A L. é monitora no ginásio onde ando e era ela quem estava de serviço no
dia em que lá entrei. Eu já sabia que ela era polícia e que poderia andar por
ali mas estava longe de imaginar ser parado uma segunda vez em dias seguidos
quanto mais encontrá-la.
De imediato se interpõe um agente sisudo que me fala com jeitos de militar
forçado, como se buscasse uma guerra que nunca mais vinha de modo a poder pôr
em prática todo o ar de mauzão que a sua voz tentava simular:
- Boa noite sr: os seus documentos por favor. – entrego-lhe o cartão de
cidadão e a carta de condução – O certificado de matrícula por favor! – e
afasta-se com a “minha amiga” dando a volta ao carro. Não faço ideia o que raio
seja o “certificado de matrícula” mas sei que tenho tudo em ordem por isso vou
tirando a tralha: livrete, comprovativo de IUC e papel verde do seguro.
- É o livrete, certo? – pergunto assim que se aproximam da janela. Ele
acena. Entrego-lhe o papel que me é devolvido de imediato com os restantes
documentos.
- Sabe quando tem de ir à inspecção?
- Em Agosto. – respondo com ar triunfante.

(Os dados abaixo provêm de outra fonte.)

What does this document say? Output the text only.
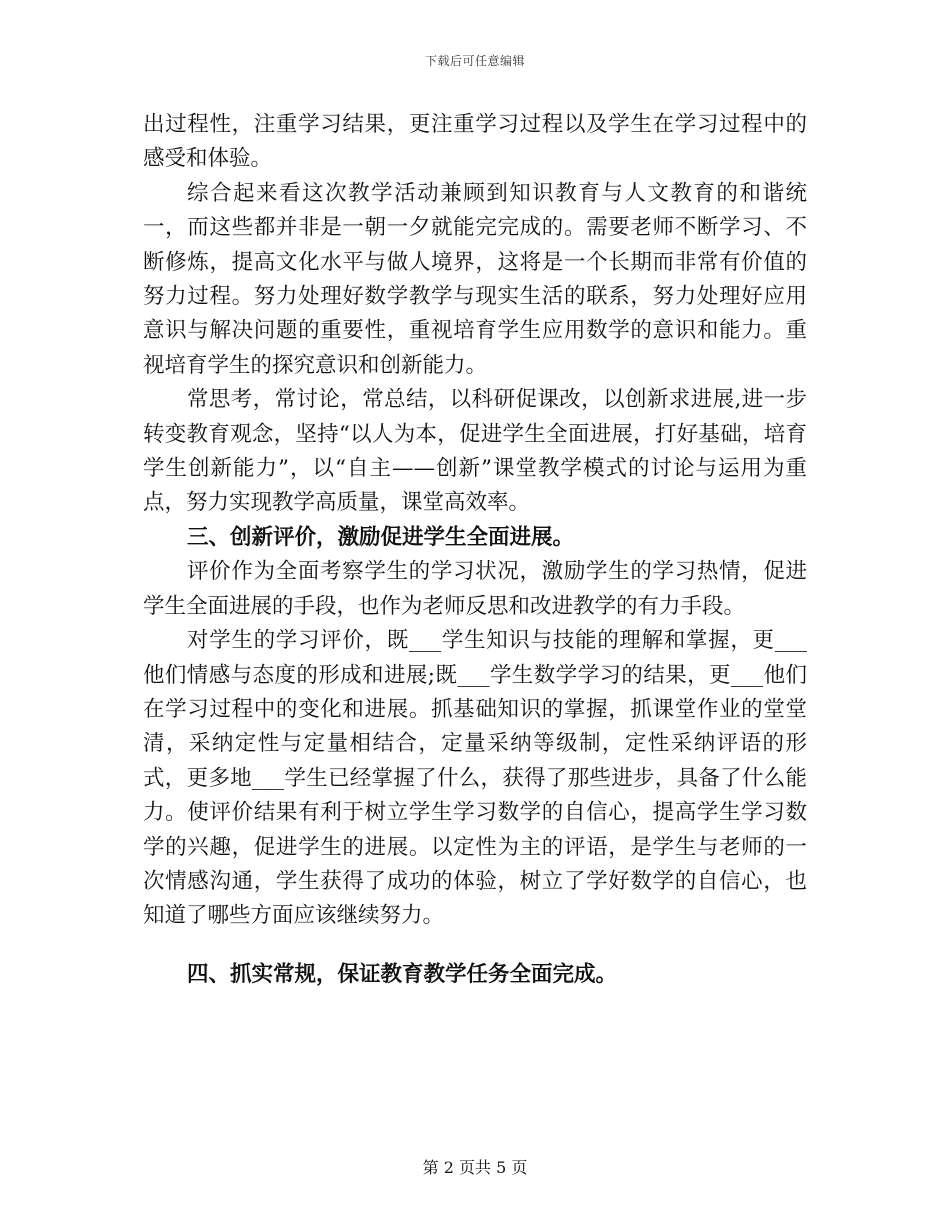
下载后可任意编辑

出过程性，注重学习结果，更注重学习过程以及学生在学习过程中的感受和体验。

综合起来看这次教学活动兼顾到知识教育与人文教育的和谐统一，而这些都并非是一朝一夕就能完完成的。需要老师不断学习、不断修炼，提高文化水平与做人境界，这将是一个长期而非常有价值的努力过程。努力处理好数学教学与现实生活的联系，努力处理好应用意识与解决问题的重要性，重视培育学生应用数学的意识和能力。重视培育学生的探究意识和创新能力。

常思考，常讨论，常总结，以科研促课改，以创新求进展,进一步转变教育观念，坚持“以人为本，促进学生全面进展，打好基础，培育学生创新能力”，以“自主——创新”课堂教学模式的讨论与运用为重点，努力实现教学高质量，课堂高效率。

三、创新评价，激励促进学生全面进展。

评价作为全面考察学生的学习状况，激励学生的学习热情，促进学生全面进展的手段，也作为老师反思和改进教学的有力手段。

对学生的学习评价，既___学生知识与技能的理解和掌握，更___他们情感与态度的形成和进展;既___学生数学学习的结果，更___他们在学习过程中的变化和进展。抓基础知识的掌握，抓课堂作业的堂堂清，采纳定性与定量相结合，定量采纳等级制，定性采纳评语的形式，更多地___学生已经掌握了什么，获得了那些进步，具备了什么能力。使评价结果有利于树立学生学习数学的自信心，提高学生学习数学的兴趣，促进学生的进展。以定性为主的评语，是学生与老师的一次情感沟通，学生获得了成功的体验，树立了学好数学的自信心，也知道了哪些方面应该继续努力。

四、抓实常规，保证教育教学任务全面完成。

第 2 页共 5 页
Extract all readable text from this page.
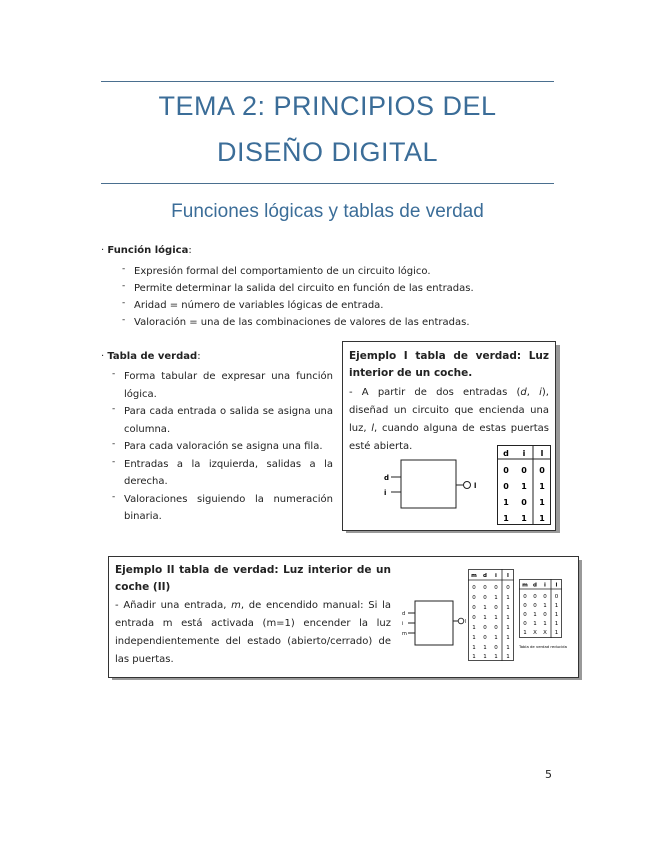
TEMA 2: PRINCIPIOS DEL
DISEÑO DIGITAL
Funciones lógicas y tablas de verdad
· Función lógica:
- Expresión formal del comportamiento de un circuito lógico.
- Permite determinar la salida del circuito en función de las entradas.
- Aridad = número de variables lógicas de entrada.
- Valoración = una de las combinaciones de valores de las entradas.
· Tabla de verdad:
- Forma tabular de expresar una función lógica.
- Para cada entrada o salida se asigna una columna.
- Para cada valoración se asigna una fila.
- Entradas a la izquierda, salidas a la derecha.
- Valoraciones siguiendo la numeración binaria.
Ejemplo I tabla de verdad: Luz interior de un coche.
- A partir de dos entradas (d, i), diseñad un circuito que encienda una luz, l, cuando alguna de estas puertas esté abierta.
d
i
l
d i l
0 0 0
0 1 1
1 0 1
1 1 1
Ejemplo II tabla de verdad: Luz interior de un coche (II)
- Añadir una entrada, m, de encendido manual: Si la entrada m está activada (m=1) encender la luz independientemente del estado (abierto/cerrado) de las puertas.
d
i
m
l
m d i l
0 0 0 0
0 0 1 1
0 1 0 1
0 1 1 1
1 0 0 1
1 0 1 1
1 1 0 1
1 1 1 1
m d i l
0 0 0 0
0 0 1 1
0 1 0 1
0 1 1 1
1 X X 1
Tabla de verdad reducida
5
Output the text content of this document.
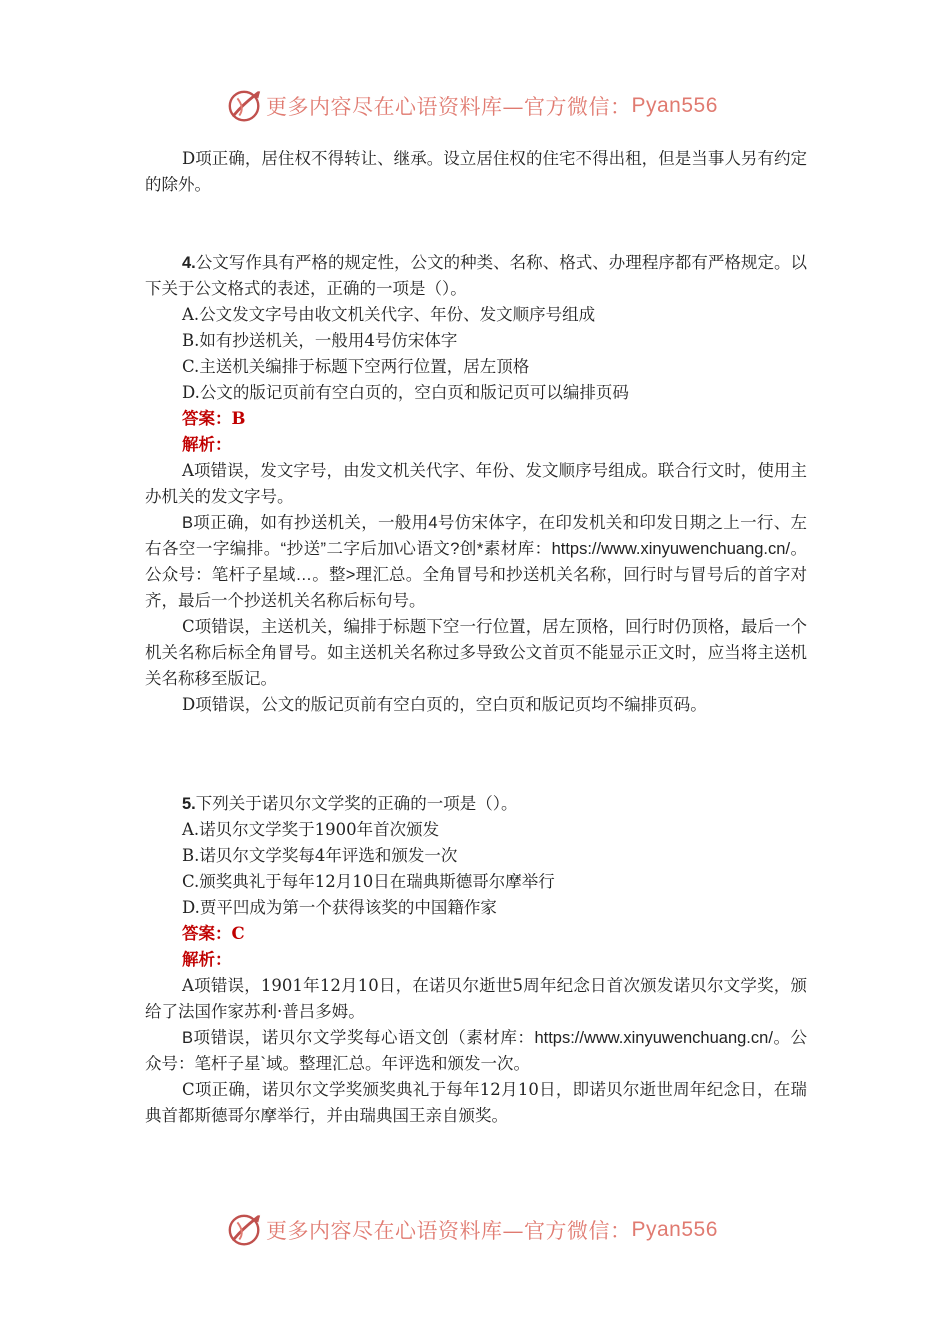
更多内容尽在心语资料库—官方微信： Pyan556

D项正确，居住权不得转让、继承。设立居住权的住宅不得出租，但是当事人另有约定的除外。

4.公文写作具有严格的规定性，公文的种类、名称、格式、办理程序都有严格规定。以下关于公文格式的表述，正确的一项是（）。

A.公文发文字号由收文机关代字、年份、发文顺序号组成

B.如有抄送机关，一般用4号仿宋体字

C.主送机关编排于标题下空两行位置，居左顶格

D.公文的版记页前有空白页的，空白页和版记页可以编排页码

答案：B

解析：

A项错误，发文字号，由发文机关代字、年份、发文顺序号组成。联合行文时，使用主办机关的发文字号。

B项正确，如有抄送机关，一般用4号仿宋体字，在印发机关和印发日期之上一行、左右各空一字编排。“抄送”二字后加\心语文?创*素材库：https://www.xinyuwenchuang.cn/。公众号：笔杆子星域…。整>理汇总。全角冒号和抄送机关名称，回行时与冒号后的首字对齐，最后一个抄送机关名称后标句号。

C项错误，主送机关，编排于标题下空一行位置，居左顶格，回行时仍顶格，最后一个机关名称后标全角冒号。如主送机关名称过多导致公文首页不能显示正文时，应当将主送机关名称移至版记。

D项错误，公文的版记页前有空白页的，空白页和版记页均不编排页码。

5.下列关于诺贝尔文学奖的正确的一项是（）。

A.诺贝尔文学奖于1900年首次颁发

B.诺贝尔文学奖每4年评选和颁发一次

C.颁奖典礼于每年12月10日在瑞典斯德哥尔摩举行

D.贾平凹成为第一个获得该奖的中国籍作家

答案：C

解析：

A项错误，1901年12月10日，在诺贝尔逝世5周年纪念日首次颁发诺贝尔文学奖，颁给了法国作家苏利·普吕多姆。

B项错误，诺贝尔文学奖每心语文创（素材库：https://www.xinyuwenchuang.cn/。公众号：笔杆子星`域。整理汇总。年评选和颁发一次。

C项正确，诺贝尔文学奖颁奖典礼于每年12月10日，即诺贝尔逝世周年纪念日，在瑞典首都斯德哥尔摩举行，并由瑞典国王亲自颁奖。

更多内容尽在心语资料库—官方微信： Pyan556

- E o dia? – com esta é que me apanhou – Sabe que agora é o dia da
matricula que estabelece a data limite?
- Não sabia.
- É dia treze de Agosto. Fica com a informação para poder actuar em
conformidade.
Agradeci a informação, despedi-me da L. e segui viagem com grande pena de
não me terem feito o teste da alcoolémia. Ainda pensei em pedir mas o ar
mal-encarado do sr. agente, apesar da utilidade da informação que me deu,
dissuadiu-me.
Não sei se passarei a encarar a autoridade com menos receio mas neste duplo
encontro sinto que tive sorte, um fez que não viu uma possível multa que me ia
aliviar a carteira e pesar na consciência (bem mais do que a mentira); o outro
nem referência fez ao teste, não sei se por eu conhecer a colega dele se devido
à minha cara de santo.
Seja como for, vou jogar no Euromilhões porque me parece um sinal muito
claro que, depois de ser mandado parar duas vezes seguidas pela polícia e nada
me ter sido levado, a probabilidade de acertar na chave milionária tornou-se,
pelo menos psicologicamente, muito mais provável.
1Tudo
o que escrevi neste texto é mentira, sobretudo a parte em que digo que menti ao
polícia. Mas se tudo é falso, esta nota também o é o que transforma o conjunto
crónica-nota num paradoxo bem lixado de deslindar.